In a first move by new owners to upgrade University Village, the Barnes & Noble bookstore chain said today it will open a 44,000-square-foot store there that will be its largest in the West.
The new store, to open in the summer of 1995, will be a part of a major restructuring of the 37-year-old shopping center that fronts on Northeast 45th Street and 25th Avenue Northeast, east of the University of Washington.
New York-based Barnes & Noble will open on two floors in the west half of the present Lamont's building, said Jocelyn Clements, general manager. Construction is to begin in October 1994 when Lamont's lease expires. An apparel store has been at that site since the center opened; the tenant then was called Rhodes.
Lamont's wants to stay at University Village, and is negotiating to retain the rest of the space in that building, said Brent Frerichs, Lamont's vice president. The apparel store has about 60,000 square feet of space in merchandise but has a total of 105,000 square feet for a sizable presence.
"We have a lot of spare space now," Frerichs said."We have taken a serious look at our customer base at University Village and it reaches into Madison Park, as well as nearby Laurelhurst, so we want to stay."
The bookstore, to be similar to Barnes & Noble's outlet in Bellevue, also will offer computer software and music. A children's book area also is planned.
"We feel this is a great opportunity to expand into this part of Seattle," said Tom Carter, director of real estate for Barnes & Noble.
"We expect this store to do very well." It will compete with the popular University Book Store nearby on University Way Northeast and the smaller, Kay's Bookmark, which has been at University Village 25 years.
"We just signed a lease until 1997 and spent $40,000 remodeling," said Kay Edwards, owner of Kay's, "but we won't stay.
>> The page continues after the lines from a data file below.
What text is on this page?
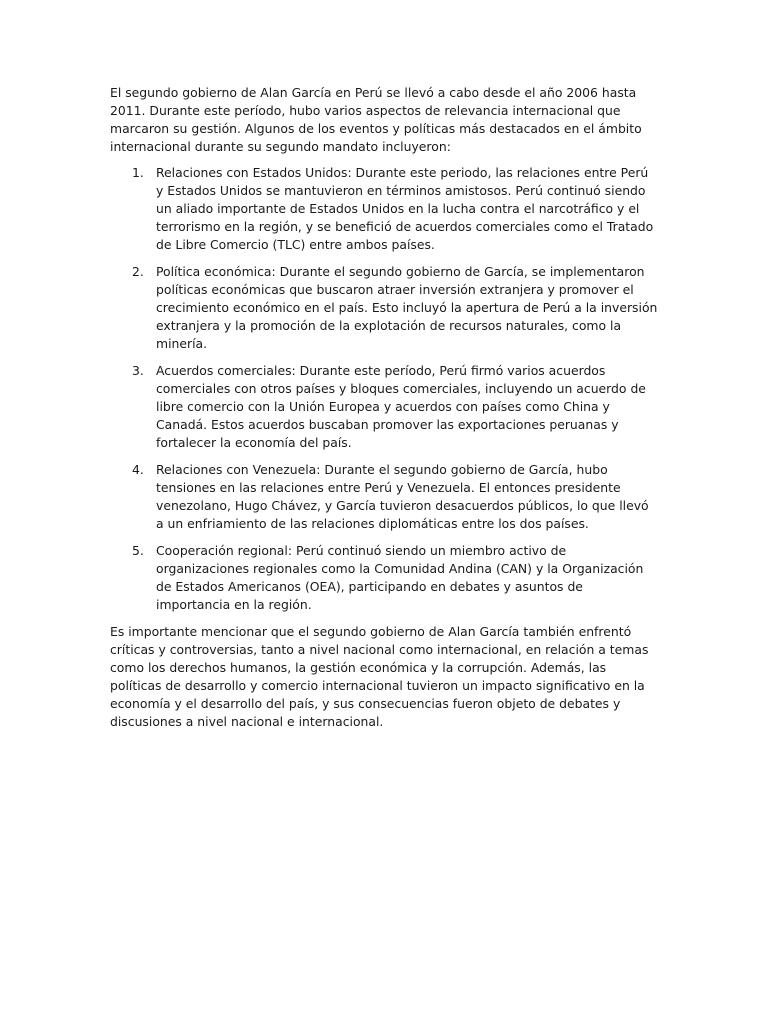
El segundo gobierno de Alan García en Perú se llevó a cabo desde el año 2006 hasta 2011. Durante este período, hubo varios aspectos de relevancia internacional que marcaron su gestión. Algunos de los eventos y políticas más destacados en el ámbito internacional durante su segundo mandato incluyeron:

1. Relaciones con Estados Unidos: Durante este periodo, las relaciones entre Perú y Estados Unidos se mantuvieron en términos amistosos. Perú continuó siendo un aliado importante de Estados Unidos en la lucha contra el narcotráfico y el terrorismo en la región, y se benefició de acuerdos comerciales como el Tratado de Libre Comercio (TLC) entre ambos países.
2. Política económica: Durante el segundo gobierno de García, se implementaron políticas económicas que buscaron atraer inversión extranjera y promover el crecimiento económico en el país. Esto incluyó la apertura de Perú a la inversión extranjera y la promoción de la explotación de recursos naturales, como la minería.
3. Acuerdos comerciales: Durante este período, Perú firmó varios acuerdos comerciales con otros países y bloques comerciales, incluyendo un acuerdo de libre comercio con la Unión Europea y acuerdos con países como China y Canadá. Estos acuerdos buscaban promover las exportaciones peruanas y fortalecer la economía del país.
4. Relaciones con Venezuela: Durante el segundo gobierno de García, hubo tensiones en las relaciones entre Perú y Venezuela. El entonces presidente venezolano, Hugo Chávez, y García tuvieron desacuerdos públicos, lo que llevó a un enfriamiento de las relaciones diplomáticas entre los dos países.
5. Cooperación regional: Perú continuó siendo un miembro activo de organizaciones regionales como la Comunidad Andina (CAN) y la Organización de Estados Americanos (OEA), participando en debates y asuntos de importancia en la región.

Es importante mencionar que el segundo gobierno de Alan García también enfrentó críticas y controversias, tanto a nivel nacional como internacional, en relación a temas como los derechos humanos, la gestión económica y la corrupción. Además, las políticas de desarrollo y comercio internacional tuvieron un impacto significativo en la economía y el desarrollo del país, y sus consecuencias fueron objeto de debates y discusiones a nivel nacional e internacional.
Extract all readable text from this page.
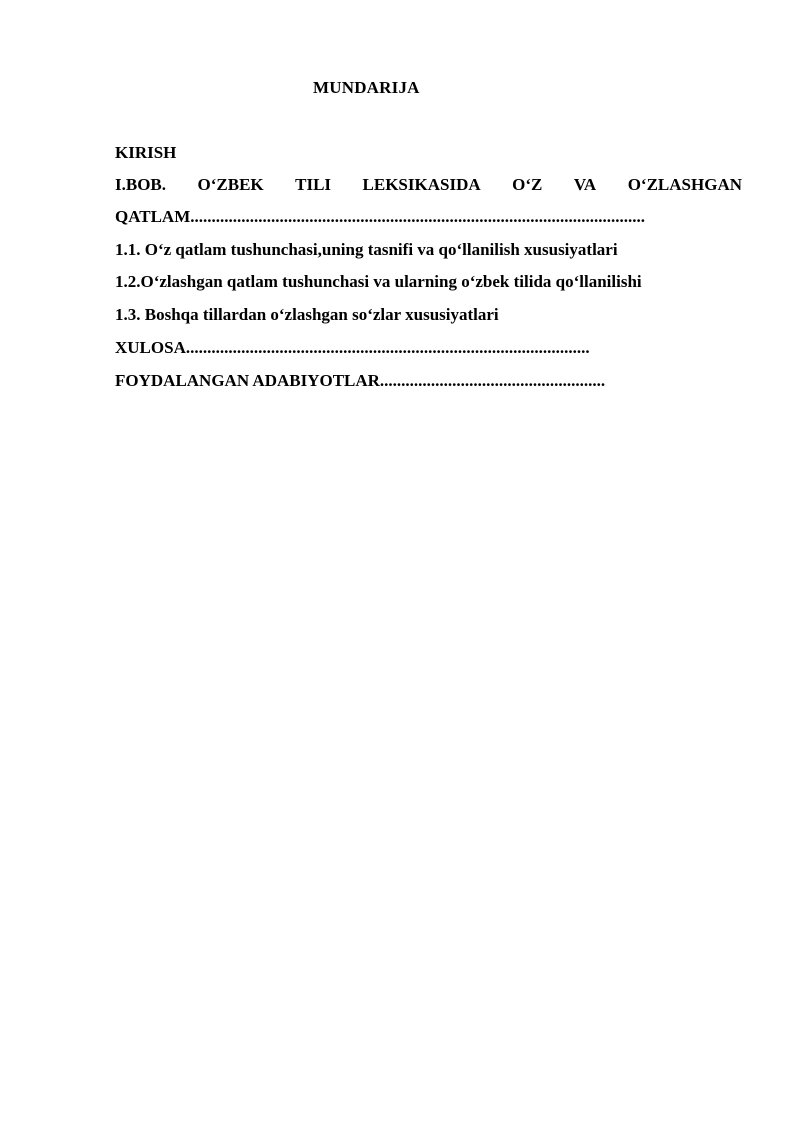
MUNDARIJA
KIRISH
I.BOB. O‘ZBEK TILI LEKSIKASIDA O‘Z VA O‘ZLASHGAN
QATLAM...........................................................................................................
1.1. O‘z qatlam tushunchasi,uning tasnifi va qo‘llanilish xususiyatlari
1.2.O‘zlashgan qatlam tushunchasi va ularning o‘zbek tilida qo‘llanilishi
1.3. Boshqa tillardan o‘zlashgan so‘zlar xususiyatlari
XULOSA...............................................................................................
FOYDALANGAN ADABIYOTLAR.....................................................
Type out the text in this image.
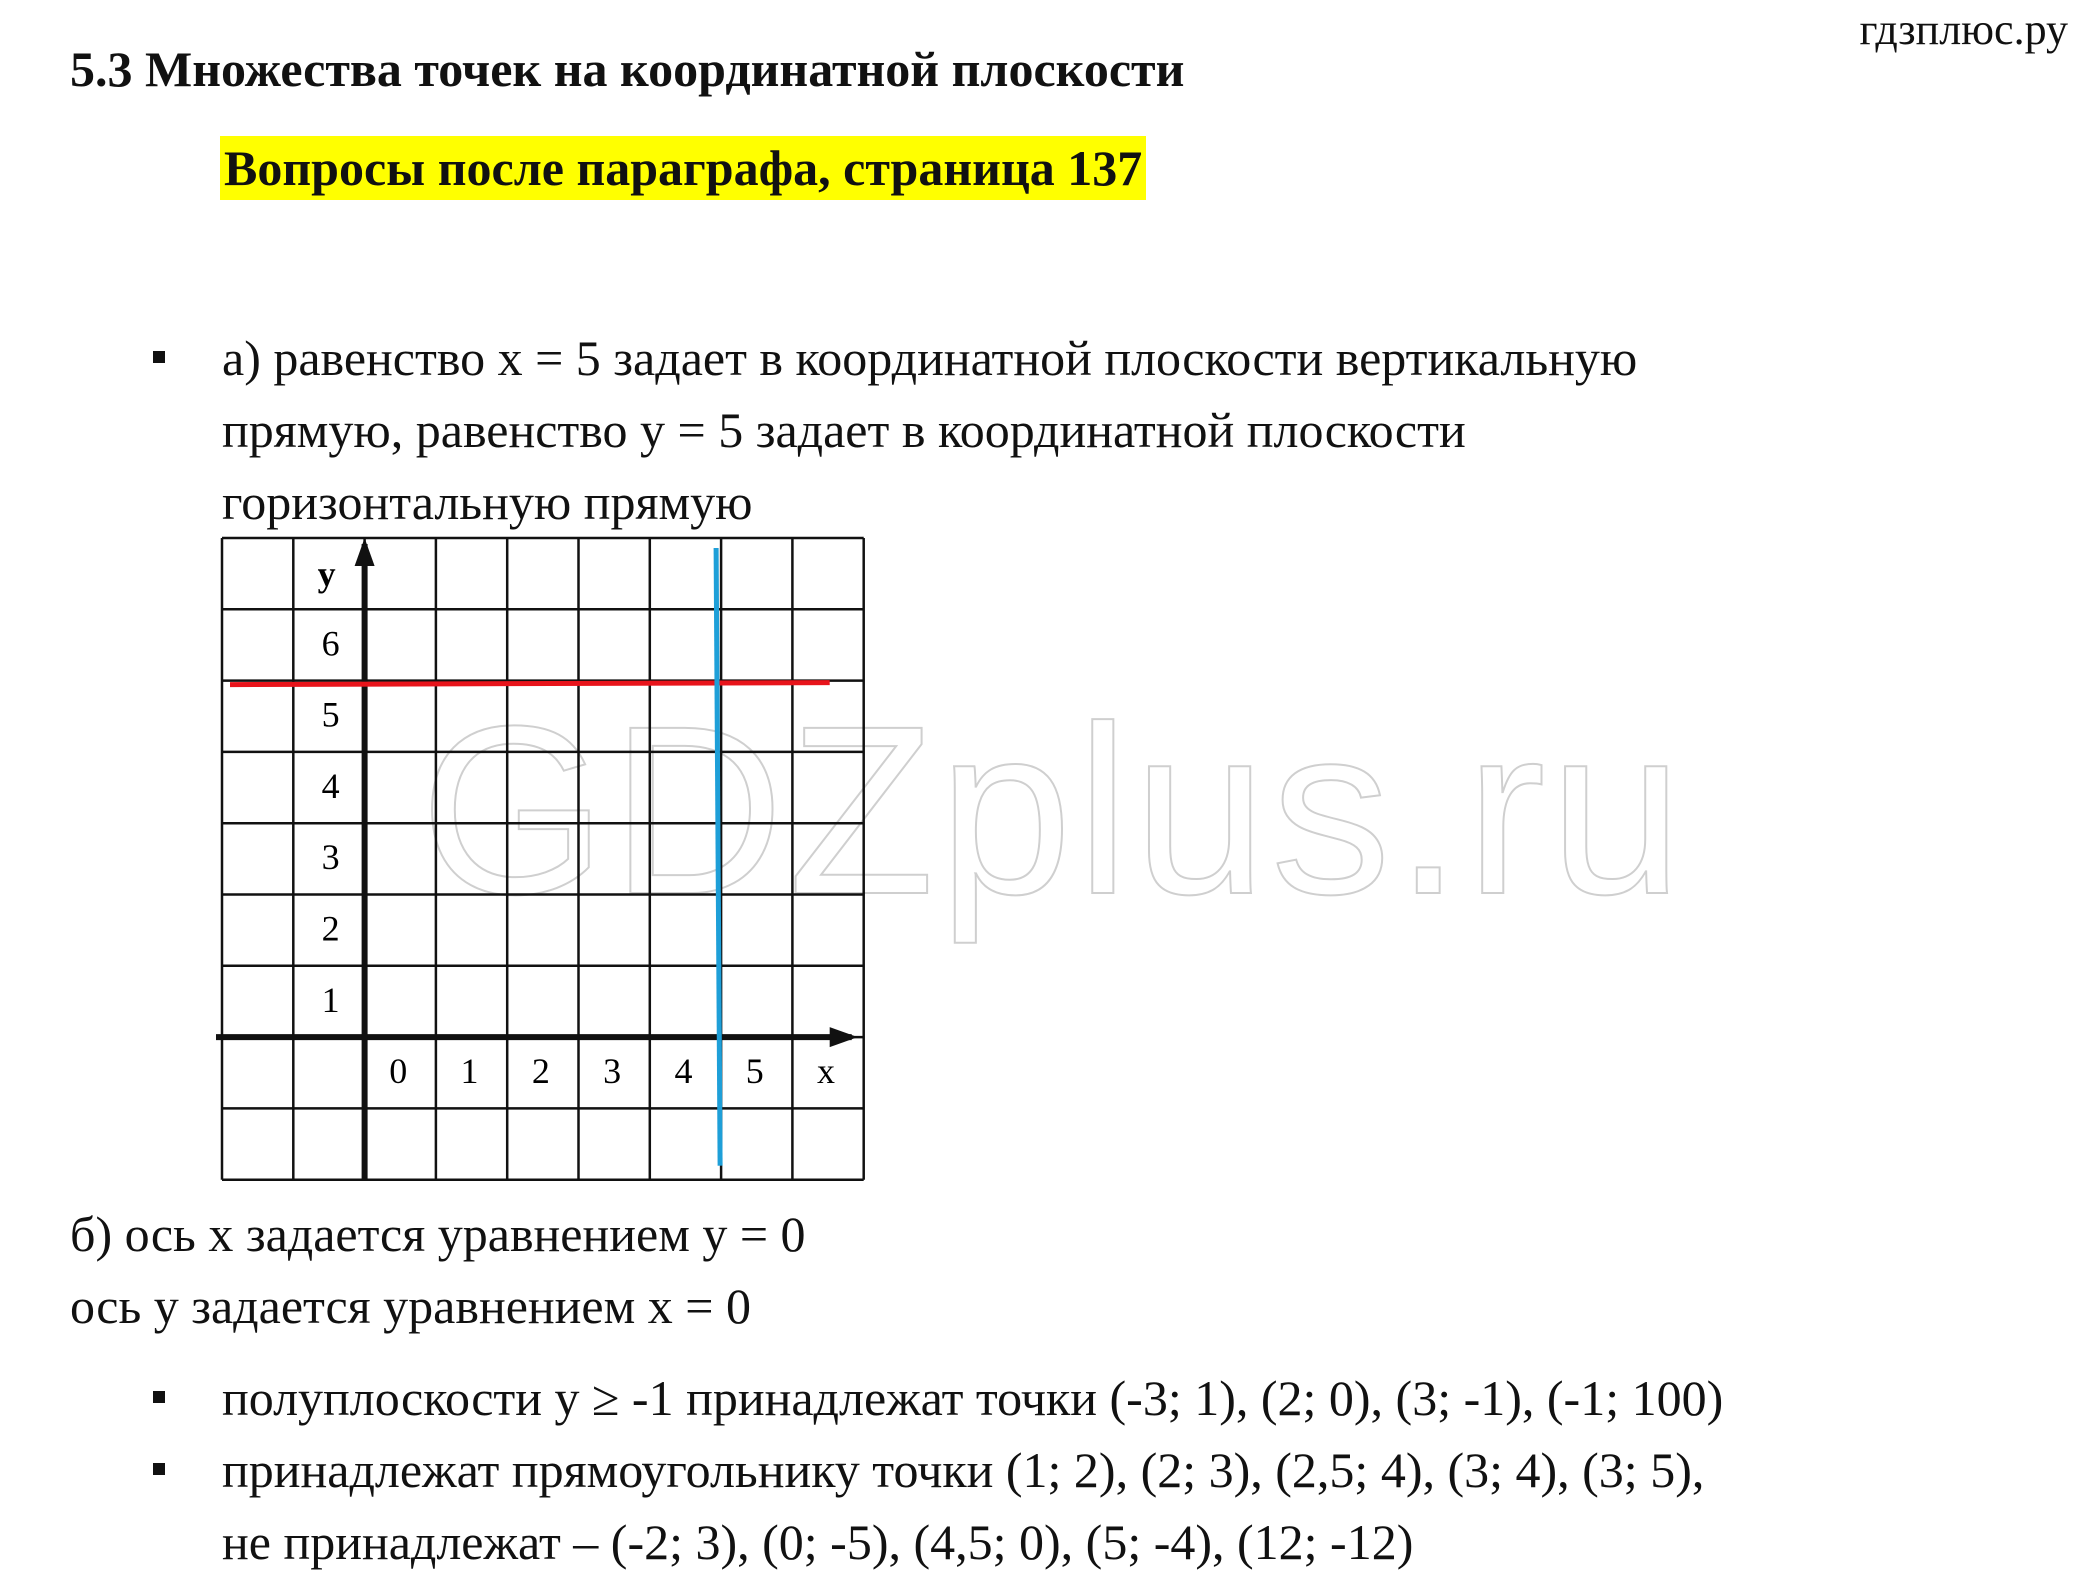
гдзплюс.ру
5.3 Множества точек на координатной плоскости
Вопросы после параграфа, страница 137
а) равенство x = 5 задает в координатной плоскости вертикальную
прямую, равенство y = 5 задает в координатной плоскости
горизонтальную прямую
GDZplus.ru
y
6
5
4
3
2
1
0 1 2 3 4 5 x
б) ось x задается уравнением y = 0
ось y задается уравнением x = 0
полуплоскости y ≥ -1 принадлежат точки (-3; 1), (2; 0), (3; -1), (-1; 100)
принадлежат прямоугольнику точки (1; 2), (2; 3), (2,5; 4), (3; 4), (3; 5),
не принадлежат – (-2; 3), (0; -5), (4,5; 0), (5; -4), (12; -12)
We're looking for other space in Northeast Seattle." The center's management agreed to let her out of the lease, she said.
The signing of Barnes & Noble is the first major change announced since Stuart Sloan, chairman and chief executive officer of Quality Food Centers, and Matt Griffin, former chairman and CEO of Egghead Software, bought the 24-acre center last summer. QFC also owns the adjoining former Foremost Dairy property which could be used for expansion.
"We plan to keep the village concept here," Clements said. "The center won't be covered, just enhanced with some cosmetic upgrades."
The new owners are looking for a new retailer to fill an empty former bank location. No decision has made on enlarging the QFC store, she said.